Treasury yields are surging again today, no doubt adding fuel to the debate over whether the Fed's "credit easing" policies are working. The good news is that today's rise can probably be pinned on promising data out of the construction and manufacturing sectors, as Bloomberg suggests.
Still, those who read the rise in rates since March as a sign that investors are worried about inflation and/or ballooning deficits are unlikely to quiet down. But Texas State University economist David Beckworth points us to another piece of evidence that rising yields are a byproduct of improved economic conditions: Gross Domestic Income (GDI).

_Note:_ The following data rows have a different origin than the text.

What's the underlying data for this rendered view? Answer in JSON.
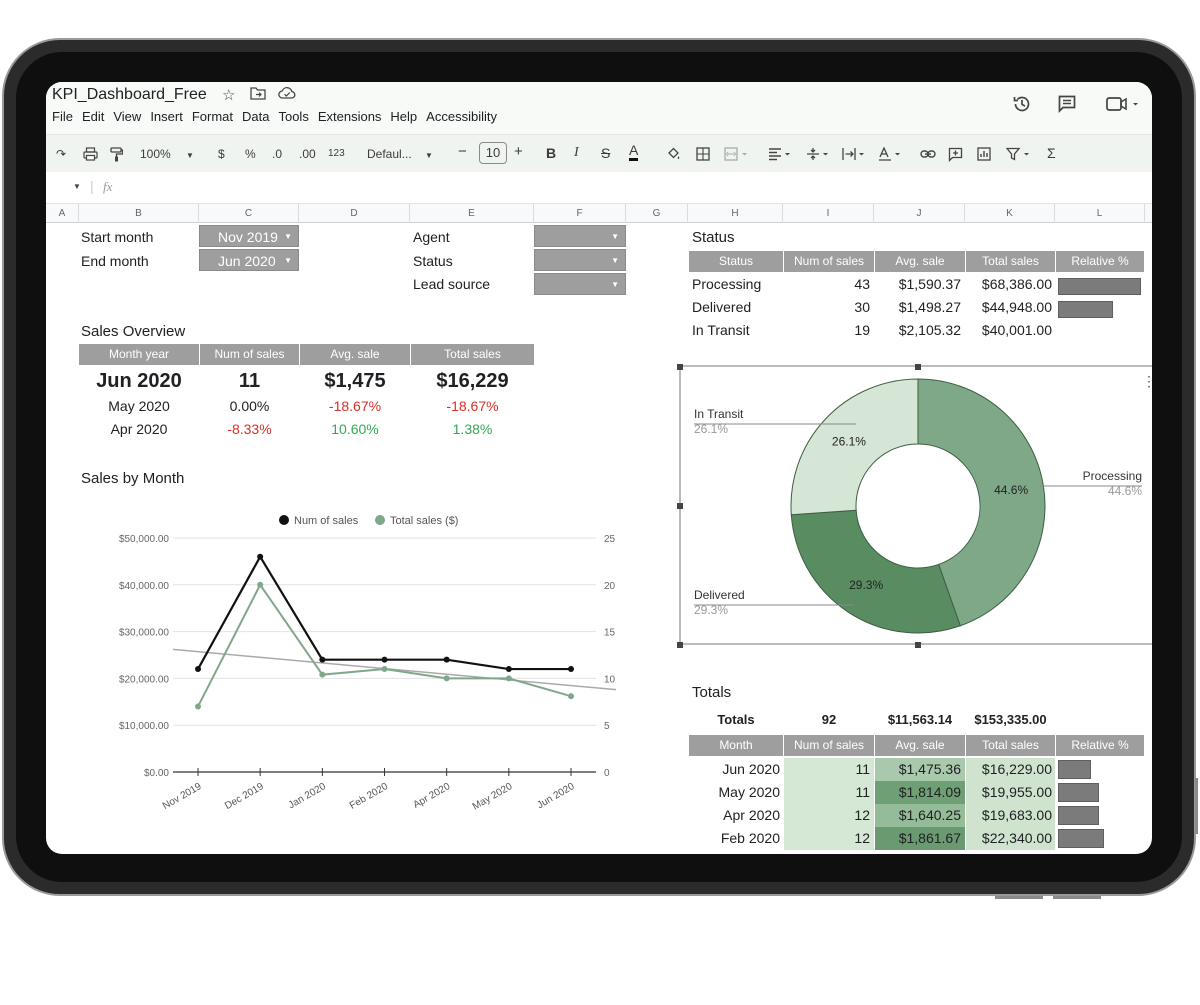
{
  "doc": {
    "title": "KPI_Dashboard_Free",
    "menu": [
      "File",
      "Edit",
      "View",
      "Insert",
      "Format",
      "Data",
      "Tools",
      "Extensions",
      "Help",
      "Accessibility"
    ]
  },
  "toolbar": {
    "zoom": "100%",
    "currency": "$",
    "percent": "%",
    "dec_decrease": ".0",
    "dec_increase": ".00",
    "number_format": "123",
    "font": "Defaul...",
    "minus": "−",
    "font_size": "10",
    "plus": "+",
    "bold": "B",
    "italic": "I",
    "strike": "S",
    "text_color": "A",
    "sigma": "Σ"
  },
  "formula": {
    "fx": "fx"
  },
  "columns": [
    "A",
    "B",
    "C",
    "D",
    "E",
    "F",
    "G",
    "H",
    "I",
    "J",
    "K",
    "L"
  ],
  "filters": {
    "start_label": "Start month",
    "start_value": "Nov 2019",
    "end_label": "End month",
    "end_value": "Jun 2020",
    "agent_label": "Agent",
    "status_label": "Status",
    "lead_label": "Lead source"
  },
  "sales_overview": {
    "title": "Sales Overview",
    "headers": [
      "Month year",
      "Num of sales",
      "Avg. sale",
      "Total sales"
    ],
    "main": [
      "Jun 2020",
      "11",
      "$1,475",
      "$16,229"
    ],
    "rows": [
      [
        "May 2020",
        "0.00%",
        "-18.67%",
        "-18.67%"
      ],
      [
        "Apr 2020",
        "-8.33%",
        "10.60%",
        "1.38%"
      ]
    ]
  },
  "status_table": {
    "title": "Status",
    "headers": [
      "Status",
      "Num of sales",
      "Avg. sale",
      "Total sales",
      "Relative %"
    ],
    "rows": [
      {
        "status": "Processing",
        "num": "43",
        "avg": "$1,590.37",
        "total": "$68,386.00",
        "rel": 1.0
      },
      {
        "status": "Delivered",
        "num": "30",
        "avg": "$1,498.27",
        "total": "$44,948.00",
        "rel": 0.657
      },
      {
        "status": "In Transit",
        "num": "19",
        "avg": "$2,105.32",
        "total": "$40,001.00",
        "rel": 0
      }
    ]
  },
  "sales_by_month": {
    "title": "Sales by Month"
  },
  "donut_labels": {
    "in_transit": "In Transit",
    "in_transit_pct": "26.1%",
    "delivered": "Delivered",
    "delivered_pct": "29.3%",
    "processing": "Processing",
    "processing_pct": "44.6%"
  },
  "totals": {
    "title": "Totals",
    "summary": [
      "Totals",
      "92",
      "$11,563.14",
      "$153,335.00"
    ],
    "headers": [
      "Month",
      "Num of sales",
      "Avg. sale",
      "Total sales",
      "Relative %"
    ],
    "rows": [
      {
        "month": "Jun 2020",
        "num": "11",
        "avg": "$1,475.36",
        "total": "$16,229.00",
        "rel": 0.727
      },
      {
        "month": "May 2020",
        "num": "11",
        "avg": "$1,814.09",
        "total": "$19,955.00",
        "rel": 0.893
      },
      {
        "month": "Apr 2020",
        "num": "12",
        "avg": "$1,640.25",
        "total": "$19,683.00",
        "rel": 0.881
      },
      {
        "month": "Feb 2020",
        "num": "12",
        "avg": "$1,861.67",
        "total": "$22,340.00",
        "rel": 1.0
      }
    ]
  },
  "chart_data": [
    {
      "type": "line",
      "title": "",
      "categories": [
        "Nov 2019",
        "Dec 2019",
        "Jan 2020",
        "Feb 2020",
        "Apr 2020",
        "May 2020",
        "Jun 2020"
      ],
      "series": [
        {
          "name": "Num of sales",
          "axis": "right",
          "color": "#111111",
          "values": [
            11,
            23,
            12,
            12,
            12,
            11,
            11
          ]
        },
        {
          "name": "Total sales ($)",
          "axis": "left",
          "color": "#7fa88a",
          "values": [
            14000,
            40000,
            20800,
            22000,
            20000,
            20000,
            16200
          ]
        }
      ],
      "trendline": {
        "color": "#aaaaaa",
        "from": 26200,
        "to": 17600
      },
      "y_left": {
        "ticks": [
          "$0.00",
          "$10,000.00",
          "$20,000.00",
          "$30,000.00",
          "$40,000.00",
          "$50,000.00"
        ],
        "range": [
          0,
          50000
        ]
      },
      "y_right": {
        "ticks": [
          "0",
          "5",
          "10",
          "15",
          "20",
          "25"
        ],
        "range": [
          0,
          25
        ]
      },
      "legend": "top",
      "grid": true
    },
    {
      "type": "pie",
      "title": "",
      "donut": true,
      "categories": [
        "Processing",
        "Delivered",
        "In Transit"
      ],
      "values": [
        44.6,
        29.3,
        26.1
      ],
      "colors": [
        "#7ea887",
        "#5a8c62",
        "#d6e6d6"
      ]
    }
  ]
}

A little background: Theoretically, GDP and GDI are both supposed to track economic activity and so should be roughly equal. (GDP measures economic activity by looking at expenditures while GDI tries to measure activity by tracking incomes.) But there's actually a systematic discrepancy between the two.

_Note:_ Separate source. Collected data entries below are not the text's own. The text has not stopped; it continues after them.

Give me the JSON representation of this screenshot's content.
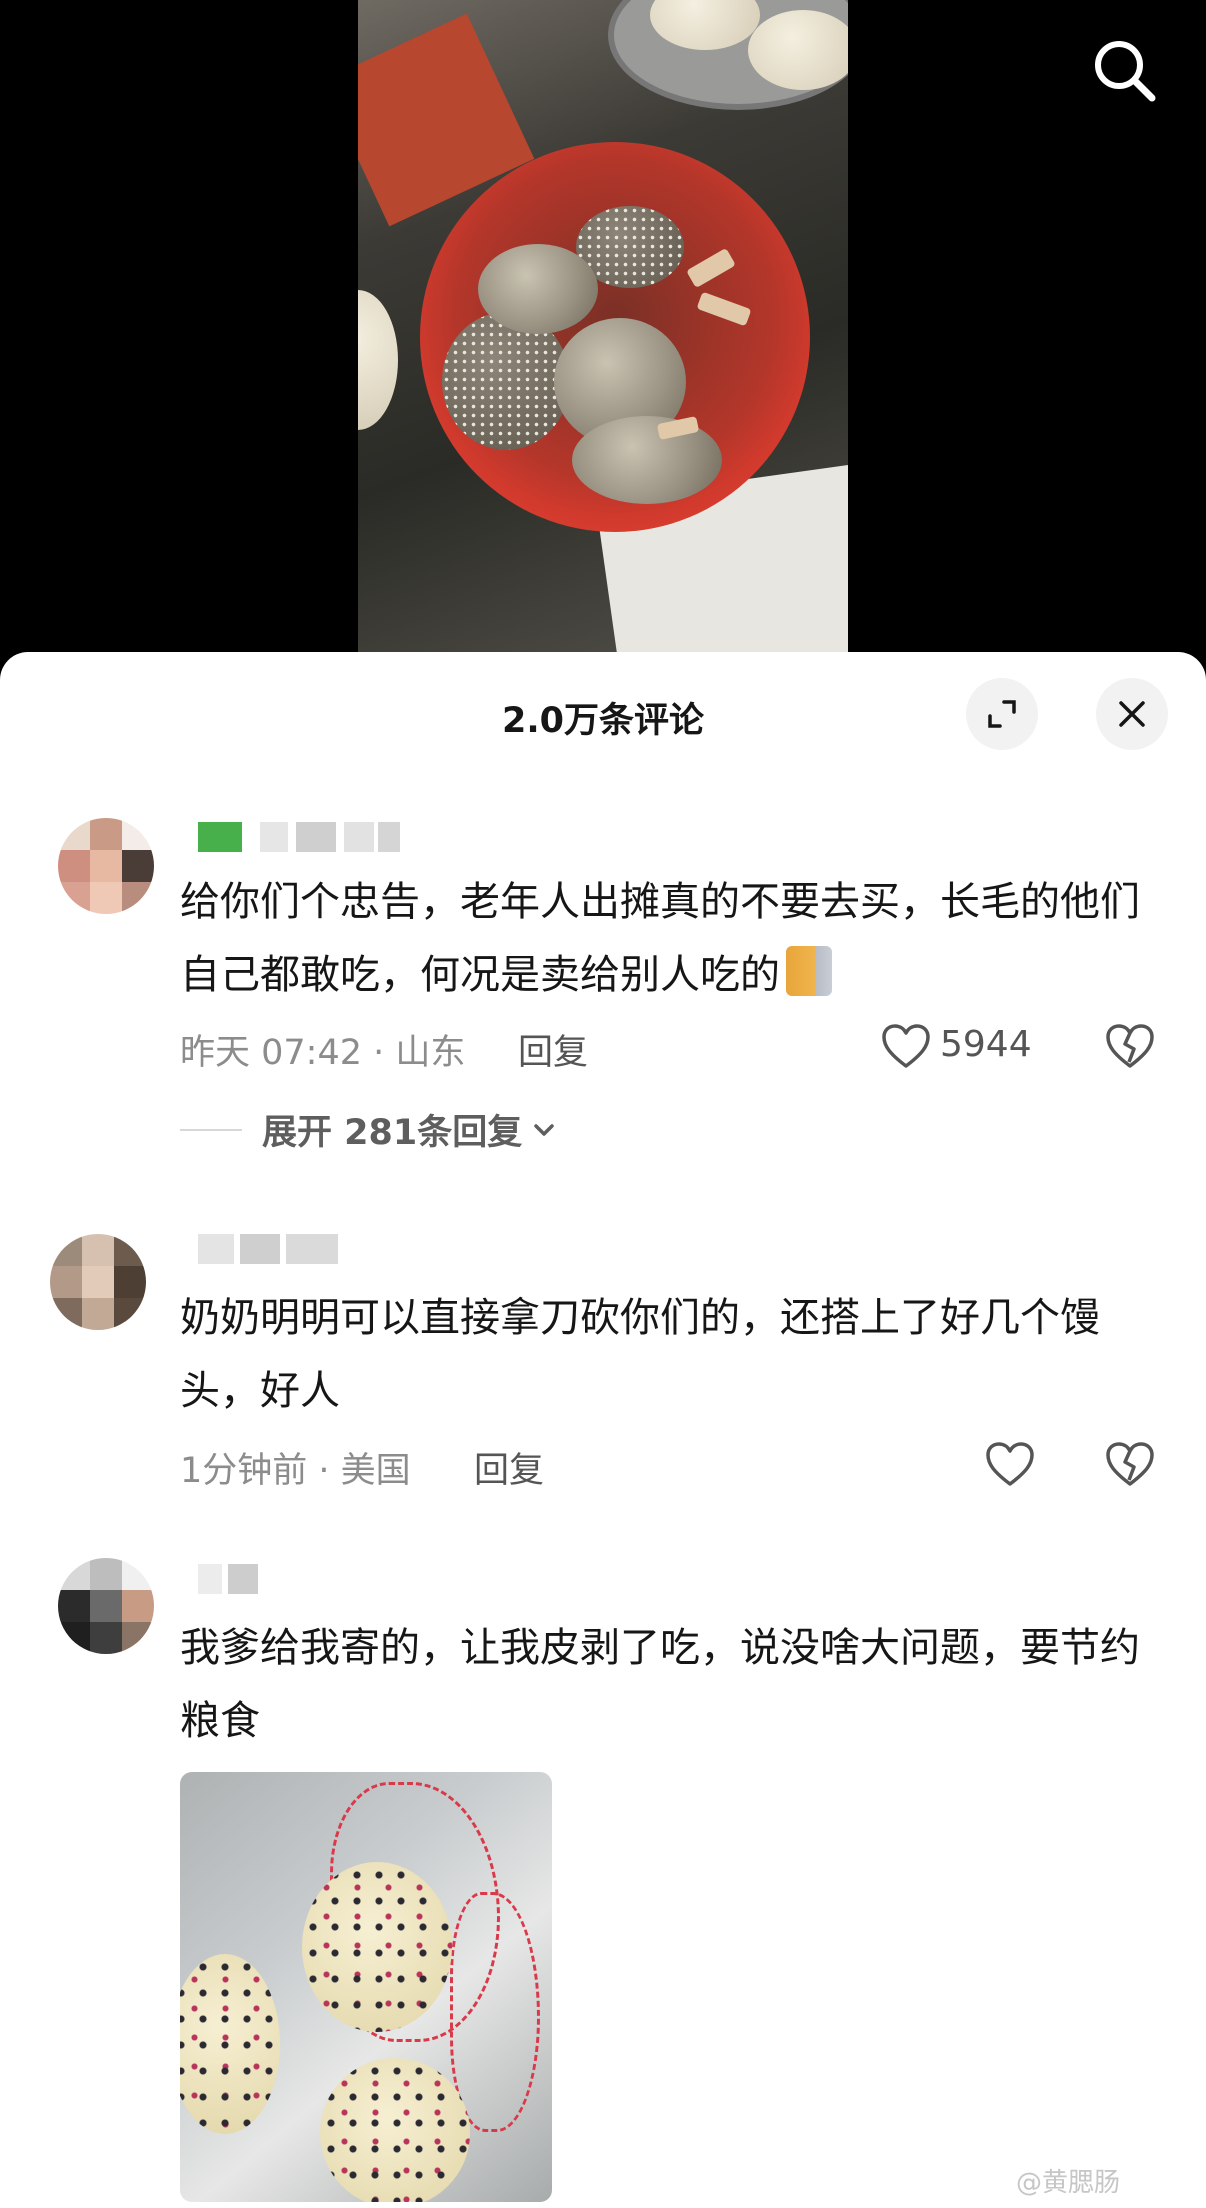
{
  "header": {
    "search_icon": "search-icon"
  },
  "sheet": {
    "title": "2.0万条评论",
    "expand_icon": "expand-icon",
    "close_icon": "close-icon"
  },
  "comments": [
    {
      "text": "给你们个忠告，老年人出摊真的不要去买，长毛的他们自己都敢吃，何况是卖给别人吃的",
      "emoji": "cat-emoji",
      "time": "昨天 07:42",
      "location": "山东",
      "meta": "昨天 07:42 · 山东",
      "reply_label": "回复",
      "likes": "5944",
      "expand_replies": "展开 281条回复"
    },
    {
      "text": "奶奶明明可以直接拿刀砍你们的，还搭上了好几个馒头，好人",
      "time": "1分钟前",
      "location": "美国",
      "meta": "1分钟前 · 美国",
      "reply_label": "回复"
    },
    {
      "text": "我爹给我寄的，让我皮剥了吃，说没啥大问题，要节约粮食"
    }
  ],
  "watermark": "@黄腮肠",
  "colors": {
    "accent_text": "#161616",
    "muted_text": "#8c8c8c",
    "sheet_bg": "#ffffff"
  }
}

Studying this discrepancy, Federal Reserve economist Jeremy Nalewaik found in 2007 that GDI does a better job than GDP in tracking when recessions start. Beckworth wondered if it might also do a better job in predicting recoveries. Here's a chart from him comparing the evolution of GDP and GDI since 2005:
As you can see, GDI recovered much more sharply in Q1 than GDP (actually, the change in the rate of decline for GDI was much sharper), suggesting that a rise in rates may indeed reflect an improving economy.